Provide professional development opportunities
Invest in ongoing professional development opportunities that help teachers stay updated with best practices and innovative teaching methods. When teachers feel confident in their skills, this can reduce stress and boost overall wellbeing.
Professional development also includes offering resources for teachers, such as access to workshops, books, journals, and online courses that align with their interests and goals.
Recognise and celebrate achievements
Acknowledge and celebrate the accomplishments of your teachers regularly. Publicly recognise their efforts, whether it's through awards, acknowledgments in school newsletters, or simple gestures of appreciation. Making teachers feel valued and appreciated can significantly impact their wellbeing.

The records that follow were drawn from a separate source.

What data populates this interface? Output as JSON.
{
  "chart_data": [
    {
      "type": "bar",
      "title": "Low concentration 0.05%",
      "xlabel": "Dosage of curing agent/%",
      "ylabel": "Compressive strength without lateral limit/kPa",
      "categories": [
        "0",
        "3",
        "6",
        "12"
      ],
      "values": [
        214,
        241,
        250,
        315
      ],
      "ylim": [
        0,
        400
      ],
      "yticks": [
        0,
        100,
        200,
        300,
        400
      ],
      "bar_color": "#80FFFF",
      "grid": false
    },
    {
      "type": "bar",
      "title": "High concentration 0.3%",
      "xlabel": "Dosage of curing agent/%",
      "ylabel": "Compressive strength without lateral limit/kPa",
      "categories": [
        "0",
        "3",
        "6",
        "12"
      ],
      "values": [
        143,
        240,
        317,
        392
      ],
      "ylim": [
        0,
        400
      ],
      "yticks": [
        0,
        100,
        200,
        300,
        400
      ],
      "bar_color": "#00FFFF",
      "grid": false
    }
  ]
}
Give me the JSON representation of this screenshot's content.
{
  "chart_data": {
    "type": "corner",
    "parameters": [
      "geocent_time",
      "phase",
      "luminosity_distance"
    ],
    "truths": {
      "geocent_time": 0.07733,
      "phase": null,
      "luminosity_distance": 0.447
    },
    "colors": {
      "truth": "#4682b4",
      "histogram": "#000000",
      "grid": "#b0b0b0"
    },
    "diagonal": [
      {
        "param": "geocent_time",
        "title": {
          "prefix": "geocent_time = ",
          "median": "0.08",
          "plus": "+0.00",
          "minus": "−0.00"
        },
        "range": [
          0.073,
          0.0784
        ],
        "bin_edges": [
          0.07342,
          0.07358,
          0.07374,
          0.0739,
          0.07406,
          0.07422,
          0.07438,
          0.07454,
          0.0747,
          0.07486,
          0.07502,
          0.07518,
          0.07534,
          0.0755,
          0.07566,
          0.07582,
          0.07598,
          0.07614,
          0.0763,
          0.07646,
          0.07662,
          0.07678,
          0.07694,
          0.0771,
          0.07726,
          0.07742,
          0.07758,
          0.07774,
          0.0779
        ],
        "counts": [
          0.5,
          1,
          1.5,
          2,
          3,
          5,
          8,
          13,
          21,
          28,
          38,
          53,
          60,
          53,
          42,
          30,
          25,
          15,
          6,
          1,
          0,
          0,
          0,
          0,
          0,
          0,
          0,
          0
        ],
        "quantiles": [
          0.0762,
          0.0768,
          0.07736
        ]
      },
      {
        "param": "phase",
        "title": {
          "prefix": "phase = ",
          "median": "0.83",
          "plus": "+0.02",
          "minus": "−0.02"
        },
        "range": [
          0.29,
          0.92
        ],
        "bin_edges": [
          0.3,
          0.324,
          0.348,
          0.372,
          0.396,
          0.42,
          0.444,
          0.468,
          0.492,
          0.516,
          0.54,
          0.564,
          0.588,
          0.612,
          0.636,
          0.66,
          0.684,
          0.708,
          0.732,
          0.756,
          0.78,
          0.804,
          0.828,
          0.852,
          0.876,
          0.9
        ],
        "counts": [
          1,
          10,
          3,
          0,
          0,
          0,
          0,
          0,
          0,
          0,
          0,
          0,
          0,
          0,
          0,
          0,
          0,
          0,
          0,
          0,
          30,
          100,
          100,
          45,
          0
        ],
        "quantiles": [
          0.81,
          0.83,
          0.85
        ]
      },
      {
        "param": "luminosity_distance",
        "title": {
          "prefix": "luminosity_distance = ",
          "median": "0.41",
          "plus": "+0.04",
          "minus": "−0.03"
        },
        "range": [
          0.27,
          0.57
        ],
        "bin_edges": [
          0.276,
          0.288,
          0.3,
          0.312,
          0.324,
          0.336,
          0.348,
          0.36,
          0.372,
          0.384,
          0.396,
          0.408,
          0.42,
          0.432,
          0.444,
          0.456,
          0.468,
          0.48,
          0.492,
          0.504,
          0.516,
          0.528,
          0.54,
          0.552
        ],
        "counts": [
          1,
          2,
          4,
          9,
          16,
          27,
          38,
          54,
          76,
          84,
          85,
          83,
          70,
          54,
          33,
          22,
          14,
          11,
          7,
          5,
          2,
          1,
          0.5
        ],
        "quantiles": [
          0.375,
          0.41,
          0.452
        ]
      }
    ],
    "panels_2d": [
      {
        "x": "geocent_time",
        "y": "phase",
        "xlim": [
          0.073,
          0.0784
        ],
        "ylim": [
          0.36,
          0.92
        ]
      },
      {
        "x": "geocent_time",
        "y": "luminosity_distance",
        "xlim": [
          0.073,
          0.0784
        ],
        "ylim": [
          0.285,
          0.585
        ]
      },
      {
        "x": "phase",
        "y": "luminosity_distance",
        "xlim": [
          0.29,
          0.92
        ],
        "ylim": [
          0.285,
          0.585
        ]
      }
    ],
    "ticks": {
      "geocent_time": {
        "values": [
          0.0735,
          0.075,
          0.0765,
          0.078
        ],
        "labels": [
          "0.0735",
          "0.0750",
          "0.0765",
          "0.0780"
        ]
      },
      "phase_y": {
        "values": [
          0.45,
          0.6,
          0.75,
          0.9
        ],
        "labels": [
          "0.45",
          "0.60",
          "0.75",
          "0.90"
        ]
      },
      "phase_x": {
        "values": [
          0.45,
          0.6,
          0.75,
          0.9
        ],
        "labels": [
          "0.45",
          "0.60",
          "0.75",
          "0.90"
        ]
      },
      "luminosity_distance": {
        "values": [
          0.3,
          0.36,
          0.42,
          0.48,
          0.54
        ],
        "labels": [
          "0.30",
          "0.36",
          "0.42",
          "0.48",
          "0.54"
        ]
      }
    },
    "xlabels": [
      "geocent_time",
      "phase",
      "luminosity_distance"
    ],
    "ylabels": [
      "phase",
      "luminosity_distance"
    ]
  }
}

Your teaching staff are your school’s greatest resource, and supporting this resource should be a priority. Investing in the wellbeing of your teachers will not only create a thriving educational environment, but also foster successful student learning. Start by encouraging conversations around wellbeing and fostering open communication. This should be followed up by more concrete changes within the school environment that offer teachers clear support options and allow them to feel supported and heard.
This blog was written by Amira Skeggs. Amira is the founder of Kindred, a non-profit providing mental health resources for young people. Kindred's resources are free, expert-reviewed and available for young people, educators and mental health professionals. Amira has previously worked as a clinical researcher at the Brain and Mind Centre and is currently based in Cambridge England, where she researches young people's mental health.